Depuis son élection, François Legault multiplie les gestes d'affirmation nationale. Son gouvernement veut d'abord faire adopter une loi sur la laïcité de l'État, après au moins six ans d'intenses polémiques sur cette question. Cette loi est controversée en raison des débats qu'elle suscite autour de la place de l'islam au Québec.
L'électorat francophone au pouvoir
La CAQ entend aussi mener à bien son projet de réduire les seuils d'immigration, une importante promesse électorale du parti. Le gouvernement Legault veut faire baisser de 50.000 à 40.000 le nombre de nouveaux arrivants reçus annuellement au Québec. Le 7 février dernier, le ministre de l'Immigration, Simon Jolin-Barrette, a annoncé son intention d'éliminer 18.000 dossiers non traités afin d'accélérer la réforme. Une inaction que les trois partis d'oppositions ont qualifiée «d'inhumaine». La CAQ souhaite aussi qu'Ottawa cède au Québec le droit de sélectionner ses immigrés en fonction de ses propres critères.
Pour ajouter à la controverse, la nouvelle ministre de la Condition féminine, Isabelle Charest, a récemment fait les manchettes après avoir dit que le voile musulman était un symbole d'oppression pour les femmes. Une déclaration qu'elle a faite moins de 24 h après sa nomination.
«Quand [une religion, ndlr] dicte le port d'un vêtement ou de quelque chose, pour moi, ce n'est pas une liberté de choix. […] Le hijab, je vous ai dit que ça ne correspondait pas à mes valeurs. Mes valeurs sont qu'une femme devrait être libre de porter ce qu'elle veut ou ce qu'elle ne veut pas porter», a affirmé la nouvelle ministre, le 5 février 2019.
Autant de gestes et déclarations qui ne passent évidemment pas sous le radar du gouvernement fédéral, lequel en interprète même certains comme des provocations. Il faut bien comprendre que la philosophie d'Ottawa en matière de laïcité et d'immigration est actuellement à des années-lumière de celle de Québec. Contrairement au gouvernement Legault, le gouvernement fédéral veut augmenter les seuils d'immigration et continuer à promouvoir le multiculturalisme.
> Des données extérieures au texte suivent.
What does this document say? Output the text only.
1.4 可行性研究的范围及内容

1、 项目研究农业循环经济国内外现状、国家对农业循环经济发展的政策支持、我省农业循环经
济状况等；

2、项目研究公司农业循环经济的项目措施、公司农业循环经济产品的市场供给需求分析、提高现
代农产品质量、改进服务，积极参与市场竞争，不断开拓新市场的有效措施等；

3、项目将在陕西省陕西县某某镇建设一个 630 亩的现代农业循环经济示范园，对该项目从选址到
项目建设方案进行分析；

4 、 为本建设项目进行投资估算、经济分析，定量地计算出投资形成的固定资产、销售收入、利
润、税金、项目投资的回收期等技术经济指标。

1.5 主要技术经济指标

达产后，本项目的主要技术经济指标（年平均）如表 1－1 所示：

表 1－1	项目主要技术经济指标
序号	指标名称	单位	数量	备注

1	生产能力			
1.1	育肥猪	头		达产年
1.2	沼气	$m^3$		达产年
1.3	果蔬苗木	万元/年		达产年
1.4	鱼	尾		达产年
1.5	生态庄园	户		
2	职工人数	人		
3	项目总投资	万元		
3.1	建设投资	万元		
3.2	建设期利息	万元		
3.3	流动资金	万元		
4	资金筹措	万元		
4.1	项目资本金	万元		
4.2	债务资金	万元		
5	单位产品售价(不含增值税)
Québec et Ottawa: des visions aux antipodes
Jusqu'à présent, le gouvernement Trudeau a rejeté toutes les demandes du Québec. Justin Trudeau refuse d'accroître les pouvoirs du Québec en matière d'immigration et s'est dit opposé au projet de déclaration d'impôts unique. François Legault aimerait que les Québécois n'aient à remplir qu'une seule déclaration d'impôts par an et non deux —provincial et fédéral- comme actuellement. Justin Trudeau a aussi déjà fait savoir qu'il désapprouvait la vision de la CAQ en matière de laïcité. Il en a appelé au respect de la Constitution canadienne, laquelle protège le multiculturalisme grâce à la Charte des droits et libertés:
«Comme vous le savez très bien, je ne suis pas de l'opinion que l'État devrait dire à une femme ce qu'elle devrait porter ni ce qu'elle ne devrait pas porter. La Charte des droits et libertés est là pour protéger nos droits et nos libertés, évidemment», avait souligné Justin Trudeau début octobre 2018.
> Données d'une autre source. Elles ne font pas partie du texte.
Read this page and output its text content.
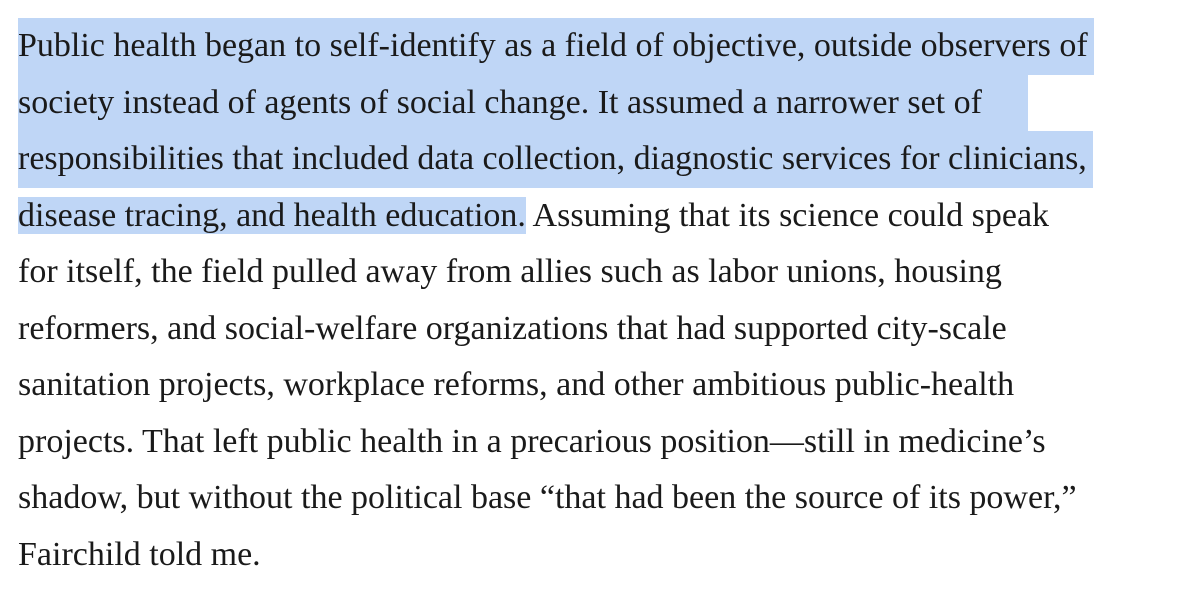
Public health began to self-identify as a field of objective, outside observers of
society instead of agents of social change. It assumed a narrower set of
responsibilities that included data collection, diagnostic services for clinicians,
disease tracing, and health education. Assuming that its science could speak
for itself, the field pulled away from allies such as labor unions, housing
reformers, and social-welfare organizations that had supported city-scale
sanitation projects, workplace reforms, and other ambitious public-health
projects. That left public health in a precarious position—still in medicine’s
shadow, but without the political base “that had been the source of its power,”
Fairchild told me.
Une grande bataille est donc à prévoir entre Québec et Ottawa dans les prochains mois. Afin de donner le ton, le vice-Premier ministre du Québec, Geneviève Guilbault, vient d'annoncer qu'il comptait affranchir le Québec «du joug fédéral». Des propos qui font écho au combat souverainiste, bien que la ministre ne prône pas l'indépendance du Québec. Une position que d'aucuns diront ambivalente.
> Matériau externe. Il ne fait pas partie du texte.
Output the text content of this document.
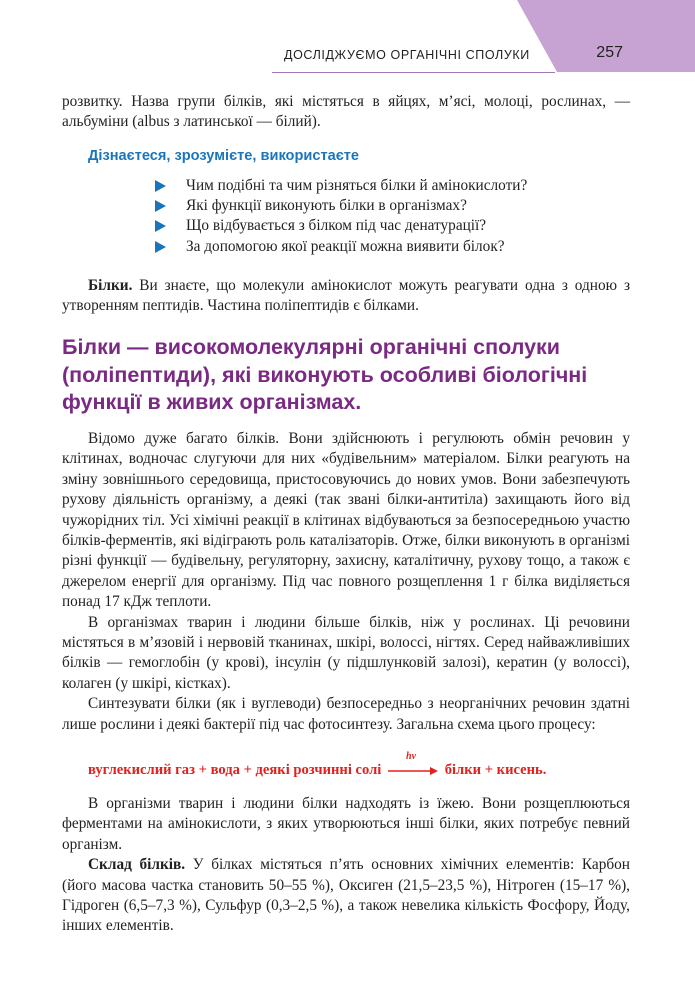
ДОСЛІДЖУЄМО ОРГАНІЧНІ СПОЛУКИ	257

розвитку. Назва групи білків, які містяться в яйцях, м’ясі, молоці, рослинах, — альбуміни (albus з латинської — білий).

Дізнаєтеся, зрозумієте, використаєте
Чим подібні та чим різняться білки й амінокислоти?
Які функції виконують білки в організмах?
Що відбувається з білком під час денатурації?
За допомогою якої реакції можна виявити білок?

Білки. Ви знаєте, що молекули амінокислот можуть реагувати одна з одною з утворенням пептидів. Частина поліпептидів є білками.

Білки — високомолекулярні органічні сполуки (поліпептиди), які виконують особливі біологічні функції в живих організмах.

Відомо дуже багато білків. Вони здійснюють і регулюють обмін речовин у клітинах, водночас слугуючи для них «будівельним» матеріалом. Білки реагують на зміну зовнішнього середовища, пристосовуючись до нових умов. Вони забезпечують рухову діяльність організму, а деякі (так звані білки-антитіла) захищають його від чужорідних тіл. Усі хімічні реакції в клітинах відбуваються за безпосередньою участю білків-ферментів, які відіграють роль каталізаторів. Отже, білки виконують в організмі різні функції — будівельну, регуляторну, захисну, каталітичну, рухову тощо, а також є джерелом енергії для організму. Під час повного розщеплення 1 г білка виділяється понад 17 кДж теплоти.

В організмах тварин і людини більше білків, ніж у рослинах. Ці речовини містяться в м’язовій і нервовій тканинах, шкірі, волоссі, нігтях. Серед найважливіших білків — гемоглобін (у крові), інсулін (у підшлунковій залозі), кератин (у волоссі), колаген (у шкірі, кістках).

Синтезувати білки (як і вуглеводи) безпосередньо з неорганічних речовин здатні лише рослини і деякі бактерії під час фотосинтезу. Загальна схема цього процесу:

вуглекислий газ + вода + деякі розчинні солі
hν
білки + кисень.

В організми тварин і людини білки надходять із їжею. Вони розщеплюються ферментами на амінокислоти, з яких утворюються інші білки, яких потребує певний організм.

Склад білків. У білках містяться п’ять основних хімічних елементів: Карбон (його масова частка становить 50–55 %), Оксиген (21,5–23,5 %), Нітроген (15–17 %), Гідроген (6,5–7,3 %), Сульфур (0,3–2,5 %), а також невелика кількість Фосфору, Йоду, інших елементів.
Ce duel pourrait survenir dans un contexte préélectoral, car des élections fédérales sont prévues en octobre 2019. Il pourrait d'ailleurs influencer l'issue du scrutin. Les Québécois pourraient délaisser les Libéraux et se tourner vers les Conservateurs, qui se sont engagés à accorder un peu plus d'autonomie au Québec. La Belle Province fera-t-elle encore pencher la balance?